2019 年 42 巻 6 号 p. 923-928
Macrophages endocytose modified low-density lipoproteins (LDL) vigorously via scavenger receptor A (SR-A) to become foam cells. In the present study, we found that Sac1, a member of the Sac family of phosphoinositide phosphatases, increases the protein level of SR-A and upregulates foam cell formation. Mouse macrophages (RAW264.7) were transfected with short hairpin RNAs (shRNAs) against Sac1. Sac1 knockdown decreased cell surface SR-A levels and impaired acetylated LDL-induced foam cell formation. Transfection of Sac1-knockdown cells with shRNA-resistant flag-Sac1 effectively rescued the expression of SR-A. Glycosylation of SR-A was largely attenuated by Sac1 knockdown, but neither mRNA expression nor protein degradation of SR-A were affected. These results suggest that Sac1 maintains SR-A protein levels by modulating SR-A glycosylation.

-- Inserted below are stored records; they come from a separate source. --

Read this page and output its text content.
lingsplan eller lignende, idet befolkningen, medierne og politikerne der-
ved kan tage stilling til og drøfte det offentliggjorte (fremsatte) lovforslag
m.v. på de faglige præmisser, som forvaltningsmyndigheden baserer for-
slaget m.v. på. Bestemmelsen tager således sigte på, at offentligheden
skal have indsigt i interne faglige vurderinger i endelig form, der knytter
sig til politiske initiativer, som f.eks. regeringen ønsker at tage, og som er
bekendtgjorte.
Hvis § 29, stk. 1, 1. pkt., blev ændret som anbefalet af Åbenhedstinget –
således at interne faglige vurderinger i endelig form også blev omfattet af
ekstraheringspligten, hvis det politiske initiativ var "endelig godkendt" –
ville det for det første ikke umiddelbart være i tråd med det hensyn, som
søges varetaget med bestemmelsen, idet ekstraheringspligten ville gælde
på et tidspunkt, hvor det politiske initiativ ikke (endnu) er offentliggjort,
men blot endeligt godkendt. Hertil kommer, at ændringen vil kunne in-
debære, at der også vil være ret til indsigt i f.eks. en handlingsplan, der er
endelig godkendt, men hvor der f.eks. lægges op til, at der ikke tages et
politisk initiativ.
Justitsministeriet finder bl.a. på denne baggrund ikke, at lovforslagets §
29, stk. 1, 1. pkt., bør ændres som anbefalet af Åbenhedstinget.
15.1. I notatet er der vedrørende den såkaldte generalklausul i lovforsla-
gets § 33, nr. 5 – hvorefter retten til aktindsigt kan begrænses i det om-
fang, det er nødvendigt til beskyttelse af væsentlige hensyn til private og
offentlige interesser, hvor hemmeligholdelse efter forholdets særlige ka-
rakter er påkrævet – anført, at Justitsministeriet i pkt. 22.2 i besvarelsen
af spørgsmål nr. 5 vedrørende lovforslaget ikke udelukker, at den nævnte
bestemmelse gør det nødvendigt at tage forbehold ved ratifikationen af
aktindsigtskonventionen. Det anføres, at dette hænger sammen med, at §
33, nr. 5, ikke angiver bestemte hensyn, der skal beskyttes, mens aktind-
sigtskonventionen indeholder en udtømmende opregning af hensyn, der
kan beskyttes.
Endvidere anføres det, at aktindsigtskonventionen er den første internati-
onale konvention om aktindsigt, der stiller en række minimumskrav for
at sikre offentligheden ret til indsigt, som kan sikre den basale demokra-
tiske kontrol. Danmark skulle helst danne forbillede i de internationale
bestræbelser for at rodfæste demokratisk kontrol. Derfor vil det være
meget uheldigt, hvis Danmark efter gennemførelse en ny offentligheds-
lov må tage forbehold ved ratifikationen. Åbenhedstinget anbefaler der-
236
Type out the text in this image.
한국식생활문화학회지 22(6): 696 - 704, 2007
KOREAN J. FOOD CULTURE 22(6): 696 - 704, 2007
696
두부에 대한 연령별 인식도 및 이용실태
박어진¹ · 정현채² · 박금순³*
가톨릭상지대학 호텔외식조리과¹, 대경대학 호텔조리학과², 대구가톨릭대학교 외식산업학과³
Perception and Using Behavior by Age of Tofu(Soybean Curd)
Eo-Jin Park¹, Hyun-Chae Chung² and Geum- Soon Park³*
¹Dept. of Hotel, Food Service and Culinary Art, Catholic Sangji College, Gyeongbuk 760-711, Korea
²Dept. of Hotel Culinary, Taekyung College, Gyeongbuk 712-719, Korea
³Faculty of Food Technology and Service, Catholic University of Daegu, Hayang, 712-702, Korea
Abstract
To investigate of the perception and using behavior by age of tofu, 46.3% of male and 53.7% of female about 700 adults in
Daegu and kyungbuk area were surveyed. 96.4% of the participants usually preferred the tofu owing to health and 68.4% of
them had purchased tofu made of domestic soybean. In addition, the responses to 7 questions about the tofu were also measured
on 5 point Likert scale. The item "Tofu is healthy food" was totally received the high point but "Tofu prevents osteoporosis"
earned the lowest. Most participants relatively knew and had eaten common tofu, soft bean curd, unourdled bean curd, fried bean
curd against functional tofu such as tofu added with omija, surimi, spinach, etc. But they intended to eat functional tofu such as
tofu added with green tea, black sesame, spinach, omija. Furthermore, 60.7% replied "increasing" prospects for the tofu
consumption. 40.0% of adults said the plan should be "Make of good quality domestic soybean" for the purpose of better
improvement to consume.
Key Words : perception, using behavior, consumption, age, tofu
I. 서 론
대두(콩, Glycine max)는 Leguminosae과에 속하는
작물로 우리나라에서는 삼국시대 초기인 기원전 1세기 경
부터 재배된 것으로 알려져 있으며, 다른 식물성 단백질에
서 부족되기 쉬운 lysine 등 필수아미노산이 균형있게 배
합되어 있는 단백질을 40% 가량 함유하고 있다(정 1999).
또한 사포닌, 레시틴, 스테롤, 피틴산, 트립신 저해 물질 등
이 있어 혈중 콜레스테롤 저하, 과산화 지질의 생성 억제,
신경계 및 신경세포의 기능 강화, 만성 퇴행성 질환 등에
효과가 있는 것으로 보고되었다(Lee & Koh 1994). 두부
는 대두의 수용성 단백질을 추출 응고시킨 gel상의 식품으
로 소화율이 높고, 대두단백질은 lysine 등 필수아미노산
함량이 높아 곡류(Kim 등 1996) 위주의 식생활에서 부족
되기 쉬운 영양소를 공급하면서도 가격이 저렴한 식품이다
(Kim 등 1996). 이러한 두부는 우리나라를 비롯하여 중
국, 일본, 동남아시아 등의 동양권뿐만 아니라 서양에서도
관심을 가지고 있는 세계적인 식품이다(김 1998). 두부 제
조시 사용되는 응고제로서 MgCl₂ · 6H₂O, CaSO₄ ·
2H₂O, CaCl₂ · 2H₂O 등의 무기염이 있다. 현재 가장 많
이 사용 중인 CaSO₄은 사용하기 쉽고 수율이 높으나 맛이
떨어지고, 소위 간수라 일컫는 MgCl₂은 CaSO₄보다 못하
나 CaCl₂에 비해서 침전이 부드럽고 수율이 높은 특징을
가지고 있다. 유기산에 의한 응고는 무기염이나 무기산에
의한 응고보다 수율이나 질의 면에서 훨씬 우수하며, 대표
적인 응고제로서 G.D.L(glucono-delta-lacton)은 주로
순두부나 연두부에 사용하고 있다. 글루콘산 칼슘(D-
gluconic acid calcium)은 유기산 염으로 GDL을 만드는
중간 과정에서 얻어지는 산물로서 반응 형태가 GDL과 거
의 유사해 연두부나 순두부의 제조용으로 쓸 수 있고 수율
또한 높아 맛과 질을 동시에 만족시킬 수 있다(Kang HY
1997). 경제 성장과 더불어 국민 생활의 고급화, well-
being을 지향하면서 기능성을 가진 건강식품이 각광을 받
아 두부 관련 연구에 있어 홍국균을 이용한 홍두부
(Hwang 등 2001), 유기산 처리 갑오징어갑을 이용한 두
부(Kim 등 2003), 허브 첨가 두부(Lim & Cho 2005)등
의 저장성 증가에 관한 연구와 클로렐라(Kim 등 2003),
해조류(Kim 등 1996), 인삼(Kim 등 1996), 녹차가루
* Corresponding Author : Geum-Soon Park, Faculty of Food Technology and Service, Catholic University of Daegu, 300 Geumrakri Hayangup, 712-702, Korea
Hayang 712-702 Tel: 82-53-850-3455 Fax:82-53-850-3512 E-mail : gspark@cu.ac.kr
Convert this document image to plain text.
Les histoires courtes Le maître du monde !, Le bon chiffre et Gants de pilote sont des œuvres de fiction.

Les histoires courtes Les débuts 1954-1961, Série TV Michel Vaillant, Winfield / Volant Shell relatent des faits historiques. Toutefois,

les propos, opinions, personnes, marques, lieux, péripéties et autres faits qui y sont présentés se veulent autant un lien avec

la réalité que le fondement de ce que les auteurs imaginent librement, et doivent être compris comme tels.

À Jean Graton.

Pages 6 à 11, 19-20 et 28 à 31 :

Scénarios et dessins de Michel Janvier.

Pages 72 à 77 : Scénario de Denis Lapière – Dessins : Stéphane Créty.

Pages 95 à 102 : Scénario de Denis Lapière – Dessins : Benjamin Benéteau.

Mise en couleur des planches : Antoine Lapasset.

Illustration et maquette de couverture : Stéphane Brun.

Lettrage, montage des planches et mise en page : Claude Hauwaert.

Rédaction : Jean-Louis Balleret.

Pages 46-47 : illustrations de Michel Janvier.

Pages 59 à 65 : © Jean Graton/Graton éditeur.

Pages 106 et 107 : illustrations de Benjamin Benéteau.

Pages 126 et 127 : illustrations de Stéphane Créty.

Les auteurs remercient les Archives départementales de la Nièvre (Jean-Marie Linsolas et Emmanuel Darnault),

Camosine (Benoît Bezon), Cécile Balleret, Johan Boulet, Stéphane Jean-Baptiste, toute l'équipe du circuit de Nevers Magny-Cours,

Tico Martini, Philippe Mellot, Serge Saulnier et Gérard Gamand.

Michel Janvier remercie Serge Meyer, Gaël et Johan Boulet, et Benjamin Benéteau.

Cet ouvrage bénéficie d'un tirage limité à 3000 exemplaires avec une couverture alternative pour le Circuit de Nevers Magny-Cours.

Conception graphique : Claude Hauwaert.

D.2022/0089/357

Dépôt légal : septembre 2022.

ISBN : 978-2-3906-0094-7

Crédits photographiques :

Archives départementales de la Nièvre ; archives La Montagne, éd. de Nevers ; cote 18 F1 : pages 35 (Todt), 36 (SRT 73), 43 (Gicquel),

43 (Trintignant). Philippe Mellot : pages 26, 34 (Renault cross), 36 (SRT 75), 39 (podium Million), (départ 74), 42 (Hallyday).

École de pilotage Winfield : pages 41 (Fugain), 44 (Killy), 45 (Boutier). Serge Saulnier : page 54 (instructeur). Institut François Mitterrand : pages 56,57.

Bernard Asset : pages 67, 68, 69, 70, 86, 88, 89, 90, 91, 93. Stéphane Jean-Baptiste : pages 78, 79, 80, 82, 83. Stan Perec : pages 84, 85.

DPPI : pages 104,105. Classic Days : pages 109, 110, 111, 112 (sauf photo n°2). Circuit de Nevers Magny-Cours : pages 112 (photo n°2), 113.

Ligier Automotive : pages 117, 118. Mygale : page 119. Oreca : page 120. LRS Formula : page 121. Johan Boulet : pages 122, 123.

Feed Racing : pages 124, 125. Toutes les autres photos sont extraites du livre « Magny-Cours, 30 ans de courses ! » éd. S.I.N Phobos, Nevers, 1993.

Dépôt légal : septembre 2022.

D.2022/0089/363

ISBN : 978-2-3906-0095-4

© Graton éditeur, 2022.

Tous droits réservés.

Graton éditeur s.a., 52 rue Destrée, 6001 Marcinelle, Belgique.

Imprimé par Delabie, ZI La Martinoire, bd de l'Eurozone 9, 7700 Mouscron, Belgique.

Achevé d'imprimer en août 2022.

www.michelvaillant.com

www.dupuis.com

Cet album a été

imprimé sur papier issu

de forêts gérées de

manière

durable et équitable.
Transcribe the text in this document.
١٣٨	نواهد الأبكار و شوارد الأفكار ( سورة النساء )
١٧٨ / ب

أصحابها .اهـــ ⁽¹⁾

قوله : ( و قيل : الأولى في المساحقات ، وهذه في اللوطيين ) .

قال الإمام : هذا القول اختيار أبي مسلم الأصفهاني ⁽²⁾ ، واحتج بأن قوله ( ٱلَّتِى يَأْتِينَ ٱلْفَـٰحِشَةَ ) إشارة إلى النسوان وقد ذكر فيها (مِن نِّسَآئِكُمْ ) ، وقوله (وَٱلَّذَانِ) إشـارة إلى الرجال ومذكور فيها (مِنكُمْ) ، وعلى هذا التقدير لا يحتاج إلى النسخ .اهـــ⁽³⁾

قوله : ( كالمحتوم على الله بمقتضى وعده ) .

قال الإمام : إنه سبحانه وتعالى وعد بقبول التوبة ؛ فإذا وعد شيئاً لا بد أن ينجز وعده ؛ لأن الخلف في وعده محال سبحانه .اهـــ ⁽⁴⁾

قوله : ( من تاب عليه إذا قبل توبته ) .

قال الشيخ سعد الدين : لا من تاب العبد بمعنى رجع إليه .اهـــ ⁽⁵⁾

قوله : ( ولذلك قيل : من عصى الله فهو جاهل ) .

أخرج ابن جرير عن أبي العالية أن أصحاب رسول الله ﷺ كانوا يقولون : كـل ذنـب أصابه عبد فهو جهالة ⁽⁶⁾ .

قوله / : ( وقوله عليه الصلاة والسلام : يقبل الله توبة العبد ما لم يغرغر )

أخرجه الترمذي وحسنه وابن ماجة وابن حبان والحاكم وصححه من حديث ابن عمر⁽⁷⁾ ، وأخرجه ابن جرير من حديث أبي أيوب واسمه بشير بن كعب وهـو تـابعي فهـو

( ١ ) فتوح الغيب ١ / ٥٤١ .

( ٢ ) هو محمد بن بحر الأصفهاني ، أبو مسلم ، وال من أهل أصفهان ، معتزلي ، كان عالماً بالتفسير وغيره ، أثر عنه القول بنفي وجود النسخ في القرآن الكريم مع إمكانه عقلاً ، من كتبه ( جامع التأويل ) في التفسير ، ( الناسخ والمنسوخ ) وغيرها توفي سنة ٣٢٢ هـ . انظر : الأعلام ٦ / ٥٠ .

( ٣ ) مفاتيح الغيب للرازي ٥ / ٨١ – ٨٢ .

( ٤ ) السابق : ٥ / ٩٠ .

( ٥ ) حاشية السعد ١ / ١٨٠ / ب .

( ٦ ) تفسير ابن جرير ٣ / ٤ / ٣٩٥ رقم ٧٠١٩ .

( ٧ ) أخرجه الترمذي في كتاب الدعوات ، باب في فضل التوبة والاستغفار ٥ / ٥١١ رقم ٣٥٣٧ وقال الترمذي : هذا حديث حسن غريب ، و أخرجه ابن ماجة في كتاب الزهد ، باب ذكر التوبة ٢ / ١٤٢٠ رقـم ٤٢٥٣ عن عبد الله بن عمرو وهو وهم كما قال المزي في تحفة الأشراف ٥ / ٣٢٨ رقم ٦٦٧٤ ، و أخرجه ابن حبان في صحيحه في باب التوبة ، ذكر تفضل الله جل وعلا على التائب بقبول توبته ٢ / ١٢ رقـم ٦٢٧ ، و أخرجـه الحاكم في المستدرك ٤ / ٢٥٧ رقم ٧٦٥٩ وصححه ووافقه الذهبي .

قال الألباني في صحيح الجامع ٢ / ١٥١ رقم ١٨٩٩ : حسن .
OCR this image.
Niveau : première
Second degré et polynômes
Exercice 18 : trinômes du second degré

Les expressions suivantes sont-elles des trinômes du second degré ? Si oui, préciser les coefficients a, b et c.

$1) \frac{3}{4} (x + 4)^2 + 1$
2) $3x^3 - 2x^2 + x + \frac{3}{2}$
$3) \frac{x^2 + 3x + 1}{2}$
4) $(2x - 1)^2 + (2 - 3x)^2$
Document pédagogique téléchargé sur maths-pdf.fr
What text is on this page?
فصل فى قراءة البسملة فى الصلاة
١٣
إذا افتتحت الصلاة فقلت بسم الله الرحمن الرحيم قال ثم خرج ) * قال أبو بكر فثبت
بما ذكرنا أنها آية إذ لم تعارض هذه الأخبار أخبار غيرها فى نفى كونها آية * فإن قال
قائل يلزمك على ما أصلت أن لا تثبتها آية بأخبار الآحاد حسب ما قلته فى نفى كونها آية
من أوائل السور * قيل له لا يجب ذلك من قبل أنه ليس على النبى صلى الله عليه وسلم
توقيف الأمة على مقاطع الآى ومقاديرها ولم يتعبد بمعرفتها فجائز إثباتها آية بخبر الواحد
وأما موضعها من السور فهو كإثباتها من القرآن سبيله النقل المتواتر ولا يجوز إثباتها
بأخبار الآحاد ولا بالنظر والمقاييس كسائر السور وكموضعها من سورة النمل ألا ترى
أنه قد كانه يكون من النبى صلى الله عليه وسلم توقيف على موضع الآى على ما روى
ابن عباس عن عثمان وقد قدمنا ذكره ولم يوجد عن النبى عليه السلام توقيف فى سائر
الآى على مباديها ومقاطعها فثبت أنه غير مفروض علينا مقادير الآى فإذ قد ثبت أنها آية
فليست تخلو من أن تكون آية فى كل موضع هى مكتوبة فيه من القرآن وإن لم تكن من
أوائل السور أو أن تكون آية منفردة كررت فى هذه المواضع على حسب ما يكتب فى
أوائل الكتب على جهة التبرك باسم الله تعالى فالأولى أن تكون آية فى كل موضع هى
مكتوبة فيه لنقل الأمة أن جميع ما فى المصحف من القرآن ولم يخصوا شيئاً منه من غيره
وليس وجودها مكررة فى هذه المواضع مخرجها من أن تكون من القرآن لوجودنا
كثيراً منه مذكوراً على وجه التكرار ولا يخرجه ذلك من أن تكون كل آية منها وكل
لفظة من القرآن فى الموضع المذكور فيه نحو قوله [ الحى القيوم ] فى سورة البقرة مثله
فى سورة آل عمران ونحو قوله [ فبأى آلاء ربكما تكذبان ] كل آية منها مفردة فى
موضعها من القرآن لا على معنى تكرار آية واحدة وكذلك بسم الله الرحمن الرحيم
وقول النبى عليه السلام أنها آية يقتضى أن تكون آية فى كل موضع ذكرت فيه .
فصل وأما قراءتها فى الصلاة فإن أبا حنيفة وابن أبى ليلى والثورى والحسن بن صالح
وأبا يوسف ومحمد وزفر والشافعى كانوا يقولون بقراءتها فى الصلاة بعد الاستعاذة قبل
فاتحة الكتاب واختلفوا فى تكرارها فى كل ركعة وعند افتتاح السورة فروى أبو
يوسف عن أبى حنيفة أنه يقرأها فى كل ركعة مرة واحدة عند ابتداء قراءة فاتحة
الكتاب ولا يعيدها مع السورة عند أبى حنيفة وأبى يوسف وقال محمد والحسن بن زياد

Mammalian Sac1 is a phosphoinositide phosphatase and displays catalytic activity toward the D-4 and D-3 position of the inositol ring of phosphoinositides.1–3) Sac1 localizes at the endoplasmic reticulum (ER) and Golgi apparatus and its physiological substrate is thought to be phosphatidylinositol 4-phosphate (PtdIns(4)P).1–3) In quiescent cells, Sac1 associates with coat protein complex-II (COP-II) and accumulates in the Golgi to suppress secretion processes, whereas under standard growth conditions Sac1 is associated with COP-I and is transported back to the ER, resulting in constitutive secretion.4) It has also been shown that Sac1 partially colocalizes with the medial Golgi residents mannosidase II and N-acetylglucosamine transferase-I (GnT-I), and RNA interference (RNAi) knockdown of Sac1 induces mislocalization of these glycoprotein-processing enzymes.5) In the ER, Sac1 catalyzes the dephosphorylation of PtdIns(4)P, which is exchanged for cholesterol by oxysterol-binding protein 1 to accelerate cholesterol transport from the ER to the trans-Golgi network (TGN).6,7)
Macrophages endocytose modified low-density lipoproteins (LDLs) mainly through two scavenger receptors, scavenger receptor A (SR-A, also known as CD204 and Msr-1) and CD36.8) Endocytosed LDL is digested in the lysosome and the released free cholesterol is re-esterified in the ER to form lipid droplets.9) Accumulation of lipid droplets in the cytoplasm triggers formation of macrophage foam cells, which are a hallmark of early arteriosclerotic lesions.
Because Sac1 facilitates transport of cholesterol from the ER to the TGN, we investigated whether Sac1 antagonizes foam cell formation in macrophages. For this purpose, we prepared RAW264.7 macrophages that displayed reduced Sac1 expression. Unexpectedly, acetylated LDL (acLDL)-induced foam cell formation was attenuated in these cells, suggesting that Sac1 upregulates the cell surface level of SR-A by modulating posttranslational processes.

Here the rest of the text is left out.